The leaves began to fall this week. I saw them outside my kitchen window and stopped. It’s hot outside, and it’s hard to believe autumn will ever come. But this season will come to an end: The leaves are falling.
When I’m in the thick of a season, I begin to believe it will never end. But God is more constant than I can understand, he doesn’t let a season last forever.
My house is quiet. I can hear the whir of the kitchen fan. I spent the better part of the day going through a pile that’s become a monstrosity under the stairs. The leaves are falling.
At first it was one, then two, and now three children in the car, riding to school, waving good-bye to me—no one left at my side to feed and care for. It’s bittersweet. I feel like Rapunzel in Tangled: I’ve set my foot on the grass for the first time. I’m relishing every inch of it, then the sadness punches me in the gut unaware. I recover and am delighting in the refreshment of my soul. And then the worry hits around lunchtime—“Will she be able to open her butterfly sandwich holder?” The leaves are falling.
I feel like a failure at the end of each family dinner—our children talking with completely full mouths, yelling over each other’s words, jumping up and down out of chairs, singing loudly, not wanting to eat the food I’ve prepared or microwaved. The leaves are falling.

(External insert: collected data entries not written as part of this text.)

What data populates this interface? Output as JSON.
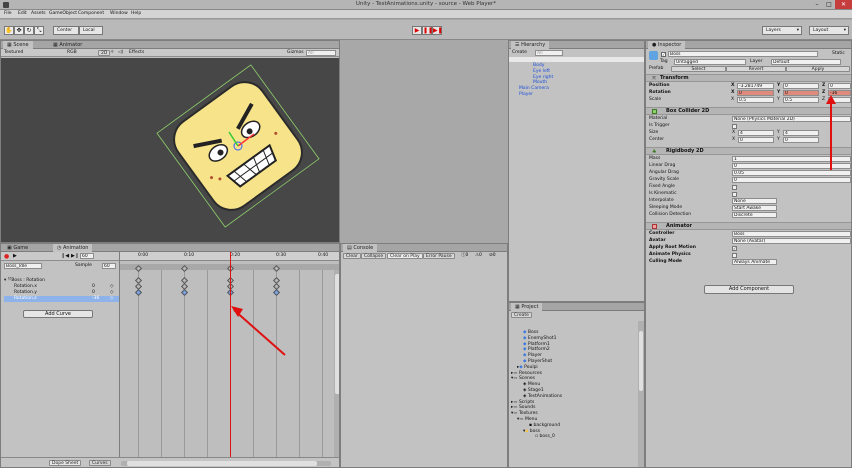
{
  "window": {
    "title": "Unity - TestAnimations.unity - source - Web Player*",
    "icon": "unity-icon"
  },
  "menu": [
    "File",
    "Edit",
    "Assets",
    "GameObject",
    "Component",
    "Window",
    "Help"
  ],
  "toolbar": {
    "pivot": "Center",
    "space": "Local",
    "layers": "Layers",
    "layout": "Layout"
  },
  "scene": {
    "tabs": [
      "Scene",
      "Animator"
    ],
    "render_mode": "Textured",
    "color_mode": "RGB",
    "mode_2d": "2D",
    "effects": "Effects",
    "gizmos": "Gizmos",
    "search_placeholder": "All"
  },
  "hierarchy": {
    "tab": "Hierarchy",
    "create": "Create",
    "search_placeholder": "All",
    "items": [
      "Body",
      "Eye left",
      "Eye right",
      "Mouth",
      "Main Camera",
      "Player"
    ]
  },
  "inspector": {
    "tab": "Inspector",
    "name": "Boss",
    "static": "Static",
    "tag_label": "Tag",
    "tag": "Untagged",
    "layer_label": "Layer",
    "layer": "Default",
    "prefab_label": "Prefab",
    "select": "Select",
    "revert": "Revert",
    "apply": "Apply",
    "transform": {
      "title": "Transform",
      "position": {
        "label": "Position",
        "x": "-3.281749",
        "y": "0",
        "z": "0"
      },
      "rotation": {
        "label": "Rotation",
        "x": "0",
        "y": "0",
        "z": "-36"
      },
      "scale": {
        "label": "Scale",
        "x": "0.5",
        "y": "0.5",
        "z": "1"
      }
    },
    "box_collider": {
      "title": "Box Collider 2D",
      "material_label": "Material",
      "material": "None (Physics Material 2D)",
      "is_trigger": "Is Trigger",
      "size_label": "Size",
      "size_x": "4",
      "size_y": "4",
      "center_label": "Center",
      "center_x": "0",
      "center_y": "0"
    },
    "rigidbody": {
      "title": "Rigidbody 2D",
      "mass_label": "Mass",
      "mass": "1",
      "linear_drag_label": "Linear Drag",
      "linear_drag": "0",
      "angular_drag_label": "Angular Drag",
      "angular_drag": "0.05",
      "gravity_label": "Gravity Scale",
      "gravity": "0",
      "fixed_angle": "Fixed Angle",
      "is_kinematic": "Is Kinematic",
      "interpolate_label": "Interpolate",
      "interpolate": "None",
      "sleeping_label": "Sleeping Mode",
      "sleeping": "Start Awake",
      "collision_label": "Collision Detection",
      "collision": "Discrete"
    },
    "animator": {
      "title": "Animator",
      "controller_label": "Controller",
      "controller": "Boss",
      "avatar_label": "Avatar",
      "avatar": "None (Avatar)",
      "root_motion": "Apply Root Motion",
      "physics": "Animate Physics",
      "culling_label": "Culling Mode",
      "culling": "Always Animate"
    },
    "add_component": "Add Component"
  },
  "animation": {
    "tabs": [
      "Game",
      "Animation"
    ],
    "clip": "Boss_Idle",
    "frame": "60",
    "sample_label": "Sample",
    "sample": "60",
    "root": "Boss : Rotation",
    "props": [
      {
        "name": "Rotation.x",
        "value": "0"
      },
      {
        "name": "Rotation.y",
        "value": "0"
      },
      {
        "name": "Rotation.z",
        "value": "-36"
      }
    ],
    "add_curve": "Add Curve",
    "ruler": [
      "0:00",
      "0:10",
      "0:20",
      "0:30",
      "0:40",
      "0:50"
    ],
    "dope_sheet": "Dope Sheet",
    "curves": "Curves"
  },
  "console": {
    "tab": "Console",
    "buttons": [
      "Clear",
      "Collapse",
      "Clear on Play",
      "Error Pause"
    ],
    "counts": [
      "0",
      "0",
      "0"
    ]
  },
  "project": {
    "tab": "Project",
    "create": "Create",
    "items": [
      {
        "label": "Boss",
        "depth": 1
      },
      {
        "label": "EnemyShot1",
        "depth": 1
      },
      {
        "label": "Platform1",
        "depth": 1
      },
      {
        "label": "Platform2",
        "depth": 1
      },
      {
        "label": "Player",
        "depth": 1
      },
      {
        "label": "PlayerShot",
        "depth": 1
      },
      {
        "label": "Poulpi",
        "depth": 1
      },
      {
        "label": "Resources",
        "depth": 0
      },
      {
        "label": "Scenes",
        "depth": 0
      },
      {
        "label": "Menu",
        "depth": 1
      },
      {
        "label": "Stage1",
        "depth": 1
      },
      {
        "label": "TestAnimations",
        "depth": 1
      },
      {
        "label": "Scripts",
        "depth": 0
      },
      {
        "label": "Sounds",
        "depth": 0
      },
      {
        "label": "Textures",
        "depth": 0
      },
      {
        "label": "Menu",
        "depth": 1
      },
      {
        "label": "background",
        "depth": 2
      },
      {
        "label": "boss",
        "depth": 1
      },
      {
        "label": "boss_0",
        "depth": 2
      }
    ]
  },
  "colors": {
    "accent": "#3b78e0",
    "red_arrow": "#e01010",
    "boss_face": "#f7e38a",
    "scene_bg": "#474747"
  }
}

And they will learn not to interrupt and they will learn not to talk with over-full mouths and they will learn to speak at less than a roar and they will learn to stay in their popsicle-stained chairs.
Give me mercy for them as they learn. Give me mercy as I learn how to say “give me” like a child. Give me grace. Give me peace in the midst of the roar. Give me love. Give me thankfulness. Give me your eyes to see them well in this season and the next and the next. The leaves are falling, and they won’t stop falling because your name is Faithful and True.